高齢の両親にもう耕作は無理、兄妹で話し合い田畑の管理を他者に依頼することになった。両親とも「そうして欲しい」と言い、それが決まった時には「ほっとした」と胸を撫で下ろしていた。

父が“植えっ放しのらっきょうとニンニクが気になる”と言い出した。「最後にらっきょうを掘って漬けようや」と言うことになり、父とらっきょうを掘り起こし、母とらっきょうを漬け込んだ。

今度は母が“畑に連れて行って欲しい”と言い出す。「危ないから見るだけよ」と約束し畑に連れて行く。骨折してから3ヶ月ぶり・・・母は感慨深げに畑を見下ろしていた。

下の畑から『おばさん来ちょるんかね』とご主人から声を掛けられた。畑を見たいと言うから連れて来たと伝えると『ほんなら顔を見に行こう』嬉しそうに母に向かって走り寄るご主人、ひとしきり話をされその場を後にされた。

暫くすると、今度はその奥さんが『おばさん、来ちょっての?!』と現れ足早に母の元に走り寄る。嬉々として母の手を握り『おばちゃん、逢いたかったんよ』と涙々・・・後は言葉にならず二人は肩を抱き合いしばし号泣する。それを見る私たち娘ももらい泣き、静かに時間は流れていった。
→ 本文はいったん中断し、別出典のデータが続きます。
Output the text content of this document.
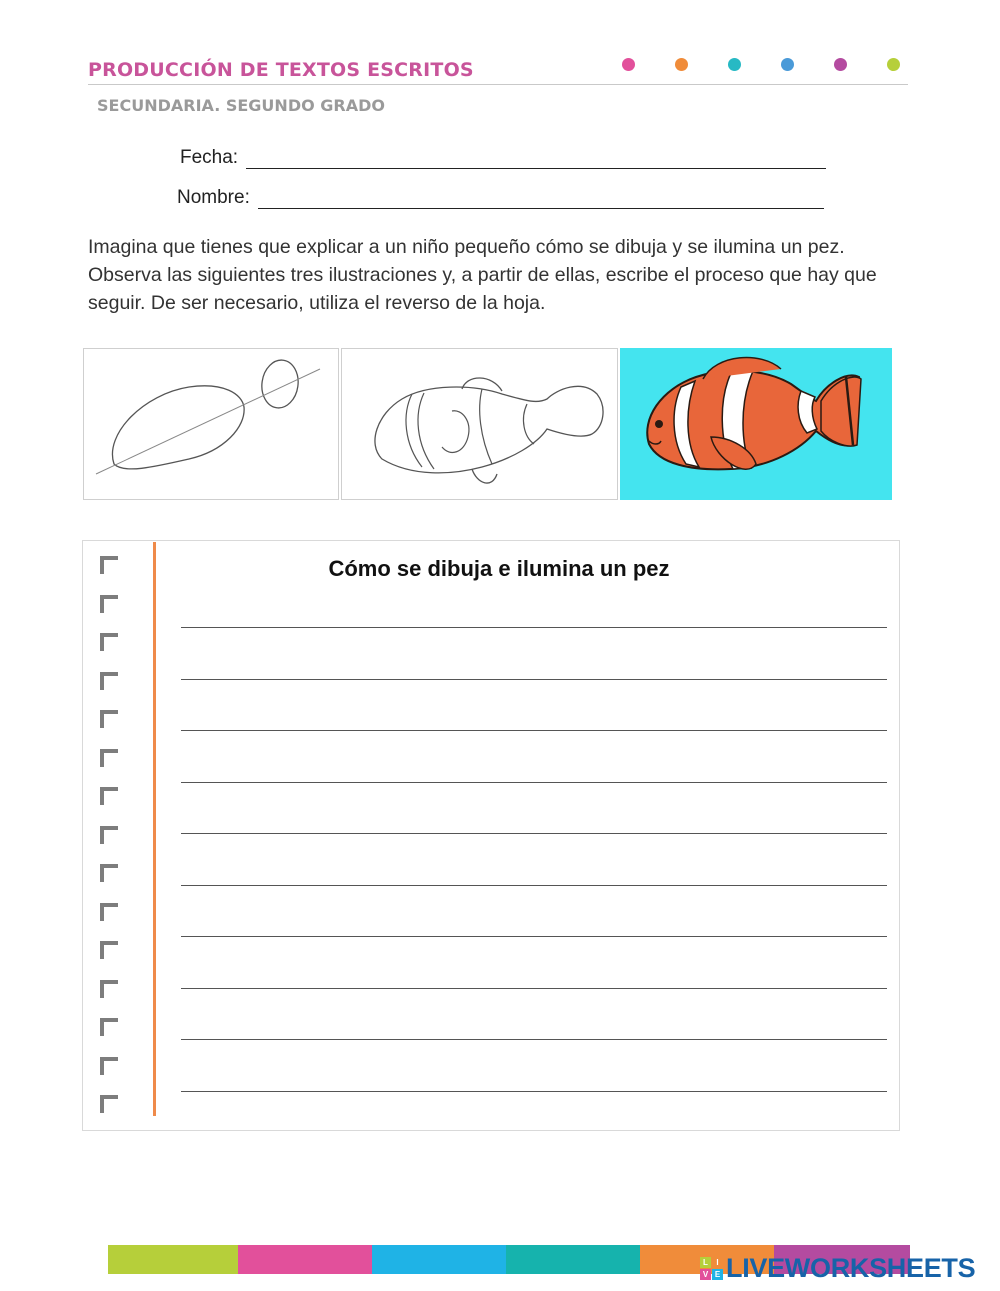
PRODUCCIÓN DE TEXTOS ESCRITOS
SECUNDARIA. SEGUNDO GRADO
Fecha:
Nombre:
Imagina que tienes que explicar a un niño pequeño cómo se dibuja y se ilumina un pez. Observa las siguientes tres ilustraciones y, a partir de ellas, escribe el proceso que hay que seguir. De ser necesario, utiliza el reverso de la hoja.
Cómo se dibuja e ilumina un pez
L	I
V E LIVEWORKSHEETS
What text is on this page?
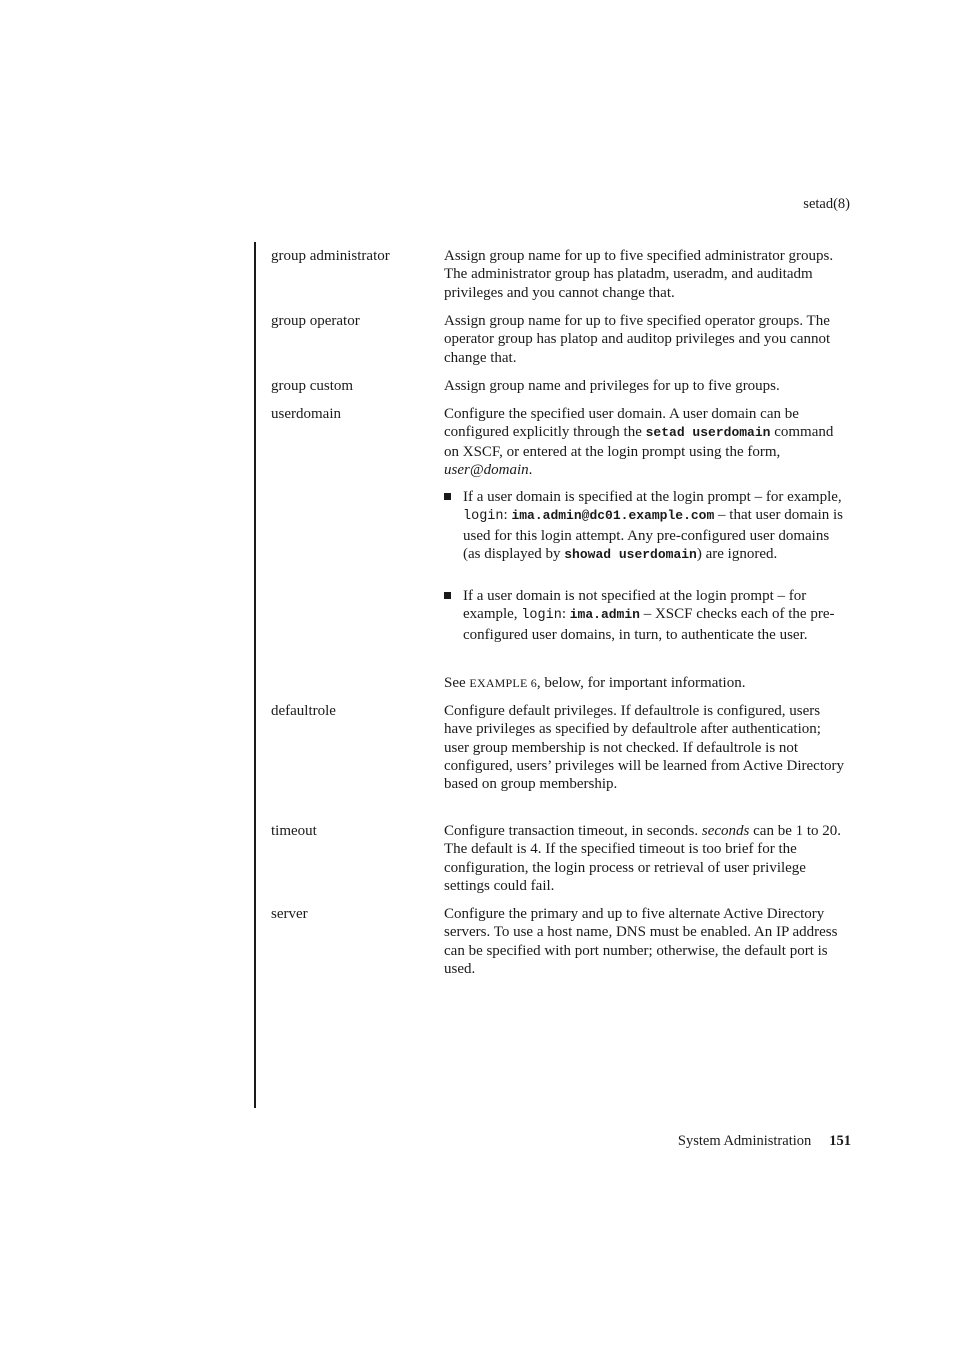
setad(8)
group administrator	Assign group name for up to five specified administrator groups. The administrator group has platadm, useradm, and auditadm privileges and you cannot change that.
group operator	Assign group name for up to five specified operator groups. The operator group has platop and auditop privileges and you cannot change that.
group custom	Assign group name and privileges for up to five groups.
userdomain	Configure the specified user domain. A user domain can be configured explicitly through the setad userdomain command on XSCF, or entered at the login prompt using the form, user@domain.
If a user domain is specified at the login prompt – for example, login: ima.admin@dc01.example.com – that user domain is used for this login attempt. Any pre-configured user domains (as displayed by showad userdomain) are ignored.
If a user domain is not specified at the login prompt – for example, login: ima.admin – XSCF checks each of the pre-configured user domains, in turn, to authenticate the user.
See EXAMPLE 6, below, for important information.
defaultrole	Configure default privileges. If defaultrole is configured, users have privileges as specified by defaultrole after authentication; user group membership is not checked. If defaultrole is not configured, users’ privileges will be learned from Active Directory based on group membership.
timeout	Configure transaction timeout, in seconds. seconds can be 1 to 20. The default is 4. If the specified timeout is too brief for the configuration, the login process or retrieval of user privilege settings could fail.
server	Configure the primary and up to five alternate Active Directory servers. To use a host name, DNS must be enabled. An IP address can be specified with port number; otherwise, the default port is used.
System Administration 151
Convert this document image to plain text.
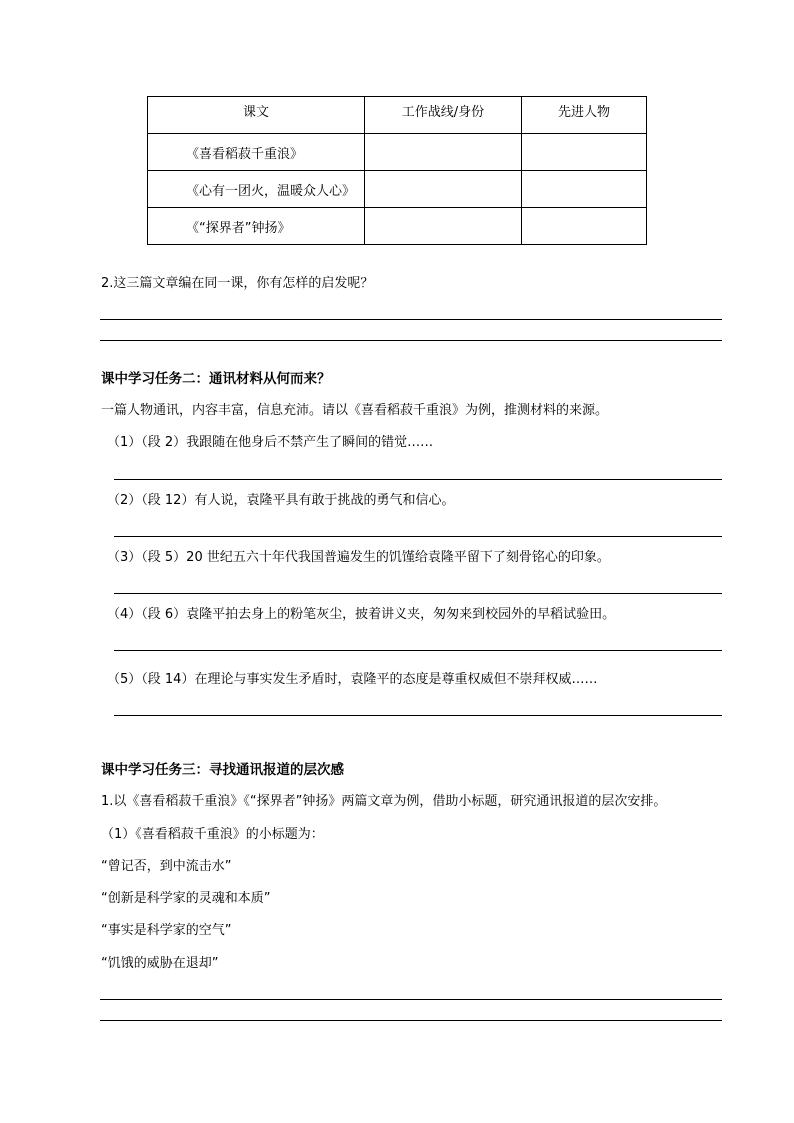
课文	工作战线/身份	先进人物
《喜看稻菽千重浪》		
《心有一团火，温暖众人心》		
《“探界者”钟扬》		
2.这三篇文章编在同一课，你有怎样的启发呢？
课中学习任务二：通讯材料从何而来？
一篇人物通讯，内容丰富，信息充沛。请以《喜看稻菽千重浪》为例，推测材料的来源。
（1）（段 2）我跟随在他身后不禁产生了瞬间的错觉……
（2）（段 12）有人说，袁隆平具有敢于挑战的勇气和信心。
（3）（段 5）20 世纪五六十年代我国普遍发生的饥馑给袁隆平留下了刻骨铭心的印象。
（4）（段 6）袁隆平拍去身上的粉笔灰尘，披着讲义夹，匆匆来到校园外的早稻试验田。
（5）（段 14）在理论与事实发生矛盾时，袁隆平的态度是尊重权威但不崇拜权威……
课中学习任务三：寻找通讯报道的层次感
1.以《喜看稻菽千重浪》《“探界者”钟扬》两篇文章为例，借助小标题，研究通讯报道的层次安排。
（1）《喜看稻菽千重浪》的小标题为：
“曾记否，到中流击水”
“创新是科学家的灵魂和本质”
“事实是科学家的空气”
“饥饿的威胁在退却”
『ちょっと待っちょって』とその場を後にし、再度母の元に走り寄られたその手には彼女が丹精された芍薬の花束が抱えられていた。『この花をどうしてもおばちゃんに渡したかったの』いつまでも握り合うその手には、綺麗と称えられるその花が一層輝きを増していた。

その花は今、誇らしげに客間に飾ってある。